|
|
 |
Data
Transformation
Based on our experience, data poses one
of the most significant obstacles to the success of a technology
project. The importance of data activities such as mapping, extraction,
transformation, and loading is often grossly underestimated. We
recommend the following:
-
Gather Requirements: It is essential to identify
all data elements as well as their interrelationships early
in the project lifecycle.
-
Map Data Elements: In our opinion, the importance
of data mapping cannot be overstressed. An accurate and thorough
data mapping document provides a foundation for all downstream
data activities. Also, the mapping document becomes an invaluable
project artifact for GUI development, interface development,
reporting development, and testing.
-
Identify Data Sources: Data sources often
impose constraints on resources and timelines as other organizations
are brought into the sphere of the project. Identifying these
data sources early in the process provides greater lead-time
for extracting, transforming, and loading the data.
-
Extract Data: Data extraction involves designing
data formats, determining transport protocols, identifying
staging areas, and creating record validation routines.
-
Transform Data: Transformation can often
be the most complex data activity. While we feel this complexity
can be lessened by an accurate data mapping document, we agree
that this activity presents unique challenges. Transformation
involves the following: de-duplication, formatting, cleansing,
truncating, data type alteration, etc. These activities are
frequently accomplished through a combination of programmatic
solutions and manual efforts.
-
Load Data: Data loading involves creating
data validation routines, designing exception reports, identifying
staging areas, and tuning load performance characteristics.
Performance tuning is primarily the focus in this data activity.

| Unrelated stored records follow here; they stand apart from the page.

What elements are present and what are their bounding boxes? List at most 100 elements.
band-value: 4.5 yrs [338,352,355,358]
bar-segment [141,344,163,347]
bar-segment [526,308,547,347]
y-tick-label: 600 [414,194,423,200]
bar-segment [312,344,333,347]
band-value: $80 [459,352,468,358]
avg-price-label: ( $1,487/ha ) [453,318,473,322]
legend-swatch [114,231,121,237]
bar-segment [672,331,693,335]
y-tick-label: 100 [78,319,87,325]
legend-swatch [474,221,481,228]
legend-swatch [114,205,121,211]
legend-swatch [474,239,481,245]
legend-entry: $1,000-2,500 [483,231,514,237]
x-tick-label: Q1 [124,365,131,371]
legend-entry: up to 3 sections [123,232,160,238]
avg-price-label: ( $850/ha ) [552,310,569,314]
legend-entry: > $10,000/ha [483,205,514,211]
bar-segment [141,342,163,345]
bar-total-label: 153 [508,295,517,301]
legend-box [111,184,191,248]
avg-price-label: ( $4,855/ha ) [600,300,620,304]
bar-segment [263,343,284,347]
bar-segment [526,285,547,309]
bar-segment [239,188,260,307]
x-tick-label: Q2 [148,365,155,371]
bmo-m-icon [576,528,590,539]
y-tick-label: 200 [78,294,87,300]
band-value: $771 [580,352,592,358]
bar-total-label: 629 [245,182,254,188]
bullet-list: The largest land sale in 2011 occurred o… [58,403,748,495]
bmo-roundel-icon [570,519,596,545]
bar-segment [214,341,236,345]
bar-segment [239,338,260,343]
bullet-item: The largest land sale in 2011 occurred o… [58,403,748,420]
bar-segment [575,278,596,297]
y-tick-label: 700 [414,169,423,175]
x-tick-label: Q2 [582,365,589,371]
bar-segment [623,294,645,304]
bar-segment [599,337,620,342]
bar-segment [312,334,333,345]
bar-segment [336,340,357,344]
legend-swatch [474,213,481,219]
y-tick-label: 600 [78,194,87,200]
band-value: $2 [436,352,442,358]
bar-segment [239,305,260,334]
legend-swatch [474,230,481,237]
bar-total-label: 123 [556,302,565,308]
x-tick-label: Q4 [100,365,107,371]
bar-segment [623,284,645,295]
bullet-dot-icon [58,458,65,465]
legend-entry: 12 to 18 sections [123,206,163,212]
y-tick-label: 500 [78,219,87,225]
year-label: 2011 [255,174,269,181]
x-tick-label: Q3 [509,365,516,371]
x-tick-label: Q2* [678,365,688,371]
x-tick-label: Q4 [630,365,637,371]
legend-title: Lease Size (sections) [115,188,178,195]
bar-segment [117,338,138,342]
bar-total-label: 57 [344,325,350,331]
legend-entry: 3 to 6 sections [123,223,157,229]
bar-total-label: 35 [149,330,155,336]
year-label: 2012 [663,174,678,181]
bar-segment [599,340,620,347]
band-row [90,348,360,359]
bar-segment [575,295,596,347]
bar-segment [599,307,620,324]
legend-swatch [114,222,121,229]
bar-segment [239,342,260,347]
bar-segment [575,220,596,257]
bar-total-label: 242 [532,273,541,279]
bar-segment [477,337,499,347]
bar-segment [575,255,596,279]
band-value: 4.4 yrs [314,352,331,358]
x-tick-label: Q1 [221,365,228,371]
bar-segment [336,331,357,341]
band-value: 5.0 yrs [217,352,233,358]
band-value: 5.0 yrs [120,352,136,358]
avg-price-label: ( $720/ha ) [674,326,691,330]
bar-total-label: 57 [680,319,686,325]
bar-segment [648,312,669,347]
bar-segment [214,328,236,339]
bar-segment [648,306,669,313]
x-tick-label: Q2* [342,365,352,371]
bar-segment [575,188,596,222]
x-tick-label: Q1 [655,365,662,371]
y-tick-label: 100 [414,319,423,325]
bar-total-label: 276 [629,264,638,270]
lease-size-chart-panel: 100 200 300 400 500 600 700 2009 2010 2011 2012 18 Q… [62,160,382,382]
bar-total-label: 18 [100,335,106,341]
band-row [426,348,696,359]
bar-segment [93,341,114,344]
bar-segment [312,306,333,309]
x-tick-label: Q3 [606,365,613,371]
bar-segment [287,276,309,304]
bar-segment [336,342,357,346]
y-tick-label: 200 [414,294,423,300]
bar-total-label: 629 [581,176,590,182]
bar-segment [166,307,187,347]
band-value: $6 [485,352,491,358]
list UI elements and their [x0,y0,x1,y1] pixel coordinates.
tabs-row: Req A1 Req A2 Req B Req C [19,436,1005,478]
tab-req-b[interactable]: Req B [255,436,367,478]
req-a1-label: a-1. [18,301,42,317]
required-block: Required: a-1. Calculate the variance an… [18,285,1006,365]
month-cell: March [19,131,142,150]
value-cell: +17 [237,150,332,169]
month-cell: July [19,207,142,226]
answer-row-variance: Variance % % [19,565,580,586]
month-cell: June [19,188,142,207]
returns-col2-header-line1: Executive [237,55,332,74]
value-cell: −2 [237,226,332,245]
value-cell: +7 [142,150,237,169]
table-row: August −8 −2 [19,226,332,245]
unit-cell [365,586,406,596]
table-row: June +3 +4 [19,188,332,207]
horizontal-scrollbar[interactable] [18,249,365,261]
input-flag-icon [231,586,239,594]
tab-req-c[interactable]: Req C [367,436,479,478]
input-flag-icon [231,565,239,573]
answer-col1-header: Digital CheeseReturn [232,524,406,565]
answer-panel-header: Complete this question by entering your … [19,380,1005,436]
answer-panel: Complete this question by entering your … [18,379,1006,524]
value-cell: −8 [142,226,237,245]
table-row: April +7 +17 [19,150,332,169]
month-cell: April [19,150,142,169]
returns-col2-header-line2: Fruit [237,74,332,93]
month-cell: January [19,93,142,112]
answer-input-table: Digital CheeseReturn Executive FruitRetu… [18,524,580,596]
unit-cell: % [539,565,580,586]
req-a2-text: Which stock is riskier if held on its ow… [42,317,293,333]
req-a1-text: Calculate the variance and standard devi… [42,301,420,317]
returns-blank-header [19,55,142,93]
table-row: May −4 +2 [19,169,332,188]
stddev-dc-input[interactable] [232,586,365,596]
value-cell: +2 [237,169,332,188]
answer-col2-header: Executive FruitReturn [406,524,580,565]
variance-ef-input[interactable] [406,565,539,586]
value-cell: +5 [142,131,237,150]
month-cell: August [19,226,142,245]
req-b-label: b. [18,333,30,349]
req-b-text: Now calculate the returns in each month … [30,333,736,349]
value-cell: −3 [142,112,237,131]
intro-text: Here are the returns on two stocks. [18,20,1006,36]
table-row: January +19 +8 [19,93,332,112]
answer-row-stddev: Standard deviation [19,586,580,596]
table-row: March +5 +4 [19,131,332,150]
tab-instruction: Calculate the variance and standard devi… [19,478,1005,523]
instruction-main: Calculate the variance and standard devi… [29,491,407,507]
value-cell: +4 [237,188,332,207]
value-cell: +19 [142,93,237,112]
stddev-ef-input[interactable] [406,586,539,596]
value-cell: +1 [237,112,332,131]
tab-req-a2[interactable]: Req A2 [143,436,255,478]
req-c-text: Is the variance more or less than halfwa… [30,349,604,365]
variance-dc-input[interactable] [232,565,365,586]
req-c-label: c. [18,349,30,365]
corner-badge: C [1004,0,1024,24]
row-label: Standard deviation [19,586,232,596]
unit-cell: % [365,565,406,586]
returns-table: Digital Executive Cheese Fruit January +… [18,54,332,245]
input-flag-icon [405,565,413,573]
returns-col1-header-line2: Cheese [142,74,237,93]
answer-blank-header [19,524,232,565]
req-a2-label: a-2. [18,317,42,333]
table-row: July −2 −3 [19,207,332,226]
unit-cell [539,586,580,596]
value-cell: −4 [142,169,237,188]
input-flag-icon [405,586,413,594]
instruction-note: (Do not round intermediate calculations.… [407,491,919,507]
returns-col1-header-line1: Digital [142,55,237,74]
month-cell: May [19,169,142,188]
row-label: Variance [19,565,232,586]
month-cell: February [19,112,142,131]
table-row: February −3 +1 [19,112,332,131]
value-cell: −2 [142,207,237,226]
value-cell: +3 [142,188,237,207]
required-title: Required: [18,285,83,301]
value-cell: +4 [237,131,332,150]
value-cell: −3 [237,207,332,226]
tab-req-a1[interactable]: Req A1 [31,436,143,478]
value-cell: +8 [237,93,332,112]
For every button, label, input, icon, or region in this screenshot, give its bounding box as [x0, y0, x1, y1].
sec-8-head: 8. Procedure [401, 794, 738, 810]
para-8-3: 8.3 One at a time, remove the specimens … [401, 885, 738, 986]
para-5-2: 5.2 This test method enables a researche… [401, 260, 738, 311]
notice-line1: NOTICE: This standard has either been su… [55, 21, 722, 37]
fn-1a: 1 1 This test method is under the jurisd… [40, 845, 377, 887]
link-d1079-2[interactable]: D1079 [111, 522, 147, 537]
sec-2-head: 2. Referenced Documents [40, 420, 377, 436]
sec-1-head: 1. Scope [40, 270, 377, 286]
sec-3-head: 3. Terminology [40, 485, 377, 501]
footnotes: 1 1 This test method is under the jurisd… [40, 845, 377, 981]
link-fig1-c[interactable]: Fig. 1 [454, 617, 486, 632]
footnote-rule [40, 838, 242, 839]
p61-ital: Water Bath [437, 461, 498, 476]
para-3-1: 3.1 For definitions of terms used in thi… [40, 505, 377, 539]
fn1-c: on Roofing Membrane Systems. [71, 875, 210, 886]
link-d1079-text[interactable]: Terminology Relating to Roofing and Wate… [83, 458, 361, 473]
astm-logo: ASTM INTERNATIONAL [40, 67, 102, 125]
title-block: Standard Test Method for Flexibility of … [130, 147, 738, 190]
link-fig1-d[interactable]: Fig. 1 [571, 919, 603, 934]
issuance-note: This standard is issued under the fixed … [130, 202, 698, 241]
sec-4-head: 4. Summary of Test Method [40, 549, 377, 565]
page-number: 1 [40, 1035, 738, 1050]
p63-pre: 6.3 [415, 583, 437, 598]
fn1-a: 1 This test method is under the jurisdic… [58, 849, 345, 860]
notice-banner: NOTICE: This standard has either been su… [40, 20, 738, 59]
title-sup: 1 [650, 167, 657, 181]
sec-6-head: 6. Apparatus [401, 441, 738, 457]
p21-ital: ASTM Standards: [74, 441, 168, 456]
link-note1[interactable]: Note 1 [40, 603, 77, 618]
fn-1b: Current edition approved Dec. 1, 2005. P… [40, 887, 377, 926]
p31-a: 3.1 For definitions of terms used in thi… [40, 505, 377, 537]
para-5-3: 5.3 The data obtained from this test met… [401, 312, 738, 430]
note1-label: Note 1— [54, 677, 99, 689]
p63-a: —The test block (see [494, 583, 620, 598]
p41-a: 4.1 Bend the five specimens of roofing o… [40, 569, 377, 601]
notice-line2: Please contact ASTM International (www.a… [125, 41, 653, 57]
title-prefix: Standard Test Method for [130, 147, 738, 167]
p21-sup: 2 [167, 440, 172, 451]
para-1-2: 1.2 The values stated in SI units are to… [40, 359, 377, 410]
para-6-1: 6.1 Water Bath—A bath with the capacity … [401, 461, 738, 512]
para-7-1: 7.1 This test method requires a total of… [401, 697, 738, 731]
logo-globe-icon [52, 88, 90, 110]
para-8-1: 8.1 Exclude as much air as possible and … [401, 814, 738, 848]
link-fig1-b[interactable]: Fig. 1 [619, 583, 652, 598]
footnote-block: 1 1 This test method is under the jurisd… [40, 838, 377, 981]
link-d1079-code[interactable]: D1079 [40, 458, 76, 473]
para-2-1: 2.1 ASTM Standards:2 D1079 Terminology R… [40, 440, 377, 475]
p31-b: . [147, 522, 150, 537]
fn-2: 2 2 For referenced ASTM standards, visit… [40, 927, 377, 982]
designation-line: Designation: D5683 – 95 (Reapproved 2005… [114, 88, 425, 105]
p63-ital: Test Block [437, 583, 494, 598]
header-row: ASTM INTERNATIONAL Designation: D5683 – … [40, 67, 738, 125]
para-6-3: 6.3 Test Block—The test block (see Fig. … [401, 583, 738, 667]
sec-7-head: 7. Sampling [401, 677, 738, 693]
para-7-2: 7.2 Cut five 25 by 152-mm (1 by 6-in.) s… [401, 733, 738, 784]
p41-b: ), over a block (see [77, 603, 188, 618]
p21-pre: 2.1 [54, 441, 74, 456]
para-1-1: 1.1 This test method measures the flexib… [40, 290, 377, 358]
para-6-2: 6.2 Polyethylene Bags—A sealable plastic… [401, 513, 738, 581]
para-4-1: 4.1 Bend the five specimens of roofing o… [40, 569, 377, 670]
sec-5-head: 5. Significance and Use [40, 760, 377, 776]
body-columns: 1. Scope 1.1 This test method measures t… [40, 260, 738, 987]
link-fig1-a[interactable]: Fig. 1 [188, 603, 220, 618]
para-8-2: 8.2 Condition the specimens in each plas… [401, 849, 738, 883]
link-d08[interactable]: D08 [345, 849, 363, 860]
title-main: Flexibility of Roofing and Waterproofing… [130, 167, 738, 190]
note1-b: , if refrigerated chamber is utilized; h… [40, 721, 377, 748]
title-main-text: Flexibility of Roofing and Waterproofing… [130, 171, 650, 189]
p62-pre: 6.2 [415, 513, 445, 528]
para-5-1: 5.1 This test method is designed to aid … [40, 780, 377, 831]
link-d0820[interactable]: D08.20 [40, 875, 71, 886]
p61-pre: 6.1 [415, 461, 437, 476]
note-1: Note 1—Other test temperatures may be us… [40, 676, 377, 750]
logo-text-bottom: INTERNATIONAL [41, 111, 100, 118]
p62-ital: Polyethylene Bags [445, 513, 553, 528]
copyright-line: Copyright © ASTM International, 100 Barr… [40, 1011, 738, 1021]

Below are a breakdown of the above activities and their relative
level of effort.
| Activity |
Level of Effort |
| 1. Requirements Gathering |
15% of the overall data effort |
| 2. Data Mapping |
30% of the overall data effort |
| 3. Data Sources |
10% of the overall data effort |
| 4. Extraction |
10% of the overall data effort |
| 5. Transformation |
25% of the overall data effort |
| 6. Loading |
10% of the overall data effort |
In
summary, we feel that an understanding of the importance and
complexity of data activities early in the project lifecycle
pays huge dividends in the success and eventual acceptance of
the application.
|
 |